There are already more than 120 Starlink satellites in orbit, and another 60 will be orbited later in December. But there are concerns. Tim Farrar, an analyst at TMF Associates, questions the vague business plans for Musk’s system and likely demand for Starlink capacity.

Farrar suggests in a blog post that the best scenario is that each of Musk’s satellites will handle around 250-500 Gbytes per orbit. He bases this estimate on a peak capacity of 20 Gb/s and a load factor per orbit of 2-4 per cent.

There is already an assumption that this capacity will be sold to subscribers at a cost of $1/GB. Farrar then brings a powerful ‘reality check’ into these assumptions: “For example, the average usage of Altice customers was 220Gbytes per month back in Q2 2018, while Charter’s median broadband usage in Q1 2019 was 200Gbytes with cord cutters averaging 400Gbytes per month. If we take a typical retail ARPU of around $60 then the retail price is $0.15-$0.30 per Gbyte and with consumer Internet data usage projected to increase by 160% between 2018 and 2022 (according to Cisco) the retail price of data on existing fixed broadband connections will soon be below $0.10 per Gbyte.”

The other hard fact to be faced by Starlink is the cost of ground-receive infrastructure. Farrar reminds readers that Viasat (a very successful broadband-by-satellite supplier) spends $700 to acquire each satellite customer. This equates to about $300 on end-user equipment, and around $150 on installation costs.

Viasat’s system is geostationary, and ‘fixed’ in the sky. Starlink’s craft will hurtle across the heavens, and need sophisticated consumer-equipment.

Farrar adds: “A Starlink terminal could easily cost $1000 or more, even with various compromises to reduce cost (such as narrowing the scan angle, though that will require a very large number of satellites, potentially several thousand, to be in orbit), before adding the cost of rooftop installation, let alone customer acquisition. And if each customer consumes say 500 Gbytes per month, then that will mean 250-500 terminals will need to be deployed to consume each satellite’s saleable capacity, implying incremental terminal costs of at least $250K-$500K per satellite (at $1000 per terminal).”
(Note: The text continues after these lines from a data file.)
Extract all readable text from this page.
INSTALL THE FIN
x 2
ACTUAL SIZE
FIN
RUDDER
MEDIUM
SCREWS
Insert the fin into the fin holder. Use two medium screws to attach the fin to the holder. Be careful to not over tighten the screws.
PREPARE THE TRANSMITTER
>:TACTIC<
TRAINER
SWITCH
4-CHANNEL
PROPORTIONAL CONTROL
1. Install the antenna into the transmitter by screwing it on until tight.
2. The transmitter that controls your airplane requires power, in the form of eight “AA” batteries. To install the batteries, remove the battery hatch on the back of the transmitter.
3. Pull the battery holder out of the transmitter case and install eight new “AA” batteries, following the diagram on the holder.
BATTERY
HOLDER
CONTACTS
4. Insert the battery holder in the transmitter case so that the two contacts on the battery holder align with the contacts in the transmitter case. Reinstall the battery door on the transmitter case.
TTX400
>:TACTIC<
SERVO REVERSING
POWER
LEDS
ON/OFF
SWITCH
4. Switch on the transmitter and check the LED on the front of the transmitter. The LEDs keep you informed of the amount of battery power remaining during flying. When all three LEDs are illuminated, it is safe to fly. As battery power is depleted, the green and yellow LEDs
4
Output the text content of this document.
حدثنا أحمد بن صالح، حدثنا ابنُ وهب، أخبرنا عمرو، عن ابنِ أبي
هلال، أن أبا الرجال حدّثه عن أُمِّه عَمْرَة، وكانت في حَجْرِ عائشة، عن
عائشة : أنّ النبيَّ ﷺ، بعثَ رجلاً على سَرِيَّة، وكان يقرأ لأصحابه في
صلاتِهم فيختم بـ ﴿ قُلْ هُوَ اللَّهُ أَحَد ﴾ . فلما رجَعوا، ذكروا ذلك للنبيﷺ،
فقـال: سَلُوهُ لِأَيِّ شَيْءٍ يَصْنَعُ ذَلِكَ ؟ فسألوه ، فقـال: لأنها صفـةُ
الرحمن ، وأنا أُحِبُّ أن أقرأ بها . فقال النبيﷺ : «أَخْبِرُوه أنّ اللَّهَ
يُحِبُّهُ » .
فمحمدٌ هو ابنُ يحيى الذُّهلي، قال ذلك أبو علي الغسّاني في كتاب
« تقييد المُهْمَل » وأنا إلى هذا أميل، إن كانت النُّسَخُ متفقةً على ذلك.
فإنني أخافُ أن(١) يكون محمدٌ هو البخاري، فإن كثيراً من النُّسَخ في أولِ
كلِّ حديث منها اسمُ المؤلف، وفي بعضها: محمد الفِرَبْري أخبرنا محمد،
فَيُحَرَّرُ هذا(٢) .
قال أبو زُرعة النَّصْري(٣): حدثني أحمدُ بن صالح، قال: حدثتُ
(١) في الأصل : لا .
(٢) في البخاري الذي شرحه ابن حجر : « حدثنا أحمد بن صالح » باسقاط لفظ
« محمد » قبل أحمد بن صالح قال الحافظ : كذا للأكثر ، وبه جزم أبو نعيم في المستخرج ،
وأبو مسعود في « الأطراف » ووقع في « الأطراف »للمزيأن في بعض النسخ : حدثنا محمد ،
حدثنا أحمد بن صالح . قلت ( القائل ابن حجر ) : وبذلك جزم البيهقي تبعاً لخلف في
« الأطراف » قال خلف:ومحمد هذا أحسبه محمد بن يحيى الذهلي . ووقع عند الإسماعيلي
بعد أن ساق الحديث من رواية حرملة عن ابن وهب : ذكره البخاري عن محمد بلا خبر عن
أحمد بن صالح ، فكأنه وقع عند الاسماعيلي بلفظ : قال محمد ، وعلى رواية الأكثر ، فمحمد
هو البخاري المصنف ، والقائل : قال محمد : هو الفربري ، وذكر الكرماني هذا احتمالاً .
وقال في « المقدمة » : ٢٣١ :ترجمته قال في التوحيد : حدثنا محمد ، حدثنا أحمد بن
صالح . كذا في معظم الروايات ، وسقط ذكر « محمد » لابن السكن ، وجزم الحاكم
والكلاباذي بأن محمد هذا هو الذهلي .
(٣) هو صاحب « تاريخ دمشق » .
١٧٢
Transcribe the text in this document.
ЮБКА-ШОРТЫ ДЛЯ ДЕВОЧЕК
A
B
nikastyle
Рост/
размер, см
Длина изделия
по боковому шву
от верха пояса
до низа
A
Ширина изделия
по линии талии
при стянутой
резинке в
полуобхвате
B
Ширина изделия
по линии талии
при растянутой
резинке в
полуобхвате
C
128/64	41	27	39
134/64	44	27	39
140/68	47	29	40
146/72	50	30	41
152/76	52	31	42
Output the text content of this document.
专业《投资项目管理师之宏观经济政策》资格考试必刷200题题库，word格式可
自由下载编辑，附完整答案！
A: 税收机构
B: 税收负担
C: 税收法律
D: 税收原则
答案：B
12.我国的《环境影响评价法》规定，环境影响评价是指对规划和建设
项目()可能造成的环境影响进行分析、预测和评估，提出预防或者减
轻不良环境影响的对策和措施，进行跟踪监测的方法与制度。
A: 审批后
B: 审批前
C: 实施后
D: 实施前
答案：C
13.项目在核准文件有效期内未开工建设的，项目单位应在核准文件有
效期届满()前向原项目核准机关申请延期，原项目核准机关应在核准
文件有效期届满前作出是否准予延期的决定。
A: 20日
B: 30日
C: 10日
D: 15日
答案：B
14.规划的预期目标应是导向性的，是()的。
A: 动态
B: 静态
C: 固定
Farrar concludes that Starlink’s ability to dramatically disrupt the market is limited. “Starlink may provide service for customers with no access to terrestrial broadband alternatives, but the satellite broadband market has fewer than 2 million subscribers in North America and 1 million users in the rest of the world combined, which Viasat, Echostar and others have spent the last decade trying to serve (and at least in North America have essentially saturated the market). So it seems unlikely that Starlink will do much better.”